If you read between the lines of the ProPublica reporting: it looks like Bob Heist wasn’t aware of decisions that the school was doing in his ~9th year on the board (board members serve up to 10 years). Particularly, if you read deeper into the linked court filings filed on April 2nd 2021— it looks like Milton Hershey created a whole new school where either Bob Heist didn’t know, or did and disagreed with it.
A holistic timeline of ProPublica & the former chairperson:
- September 2020: Bob Fernandez, a reporter in this very ProPublica series, reports on the potential new school.
- November 2020: Bob Fernandez by way of ProPublica began reaching out to alumni about their experience. I spoke to them in December about my experience.
- December 2020: a new chairperson is elected, effective that day.
- January 15th 2021: Bob Heist starts documenting his requests for more information about school decisions from the chairperson as well as the school.
- January 26th: the Catherine Hershey School was greenlit; obviously planned long before and maybe the focus of his information requests. Bob Heist is quoted (as the chairperson) in support of the new school. Maybe he was in the loop, or maybe this is just normal muted corporate applause.
- January through April: Bob Heist continues to drill the school and the chair for information. His actions are filed publicly in court on April 2nd.
- April 16th: ProPublica begins publishing their series — quoting Bob Heist and linking us all to the court documents.
Just an outsider musing here: is Bob Heist an outgoing board member not kept in the loop about board level approvals? Was he a lone ‘no’ vote on this plan to open a new school?
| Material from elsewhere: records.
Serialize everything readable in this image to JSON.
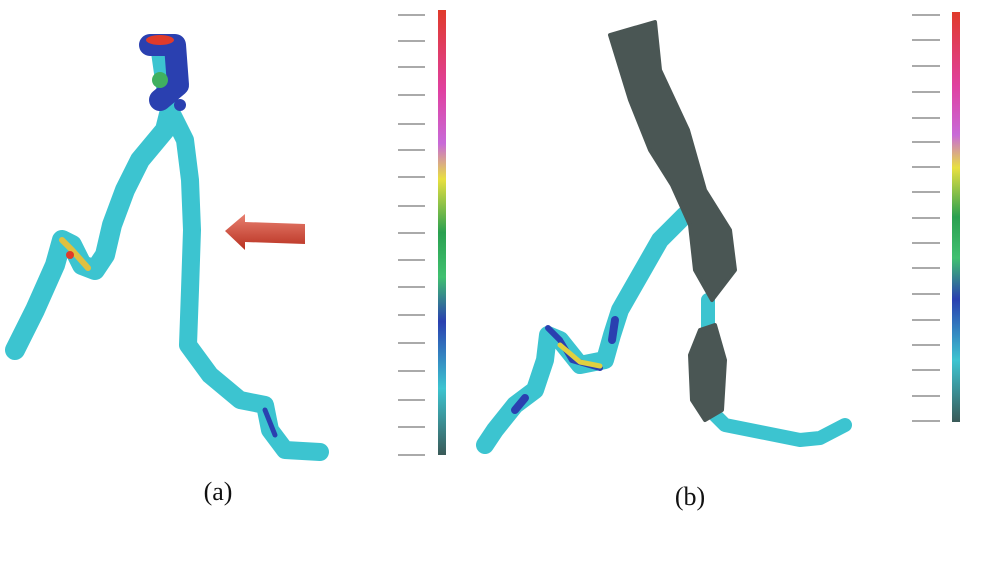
{
  "panels": [
    {
      "label": "(a)"
    },
    {
      "label": "(b)"
    }
  ]
}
Instead of working within how boards should work: he sues to get more information, and reaches out to the press about it. In the wake of this, he’s been opaquely posting online about it.
Bob’s musings on LinkedIn lean more towards a persecution complex than someone who should be leading let alone participating in decisions at a board-level. His behavior captured in court filings, these articles, and now online speaks to me as someone who is not an effective board member. It makes you think — maybe he knew full well the new school was being built and is now raising a stink because it isn’t his show anymore. Maybe he didn’t know a thing because everyone knew he was a poor micromanaging leader who raises stinks.
Who really knows — but in any event: I would hope ProPublica stops being so pliably supportive of former chair, and a soon-to-be former board member, who looks like they are strategically releasing information for their own purposes.
I also continue applaud the braveness of students and alumni who continue to stand up and tell their own stories; I hope that one day these stories can truly be our own.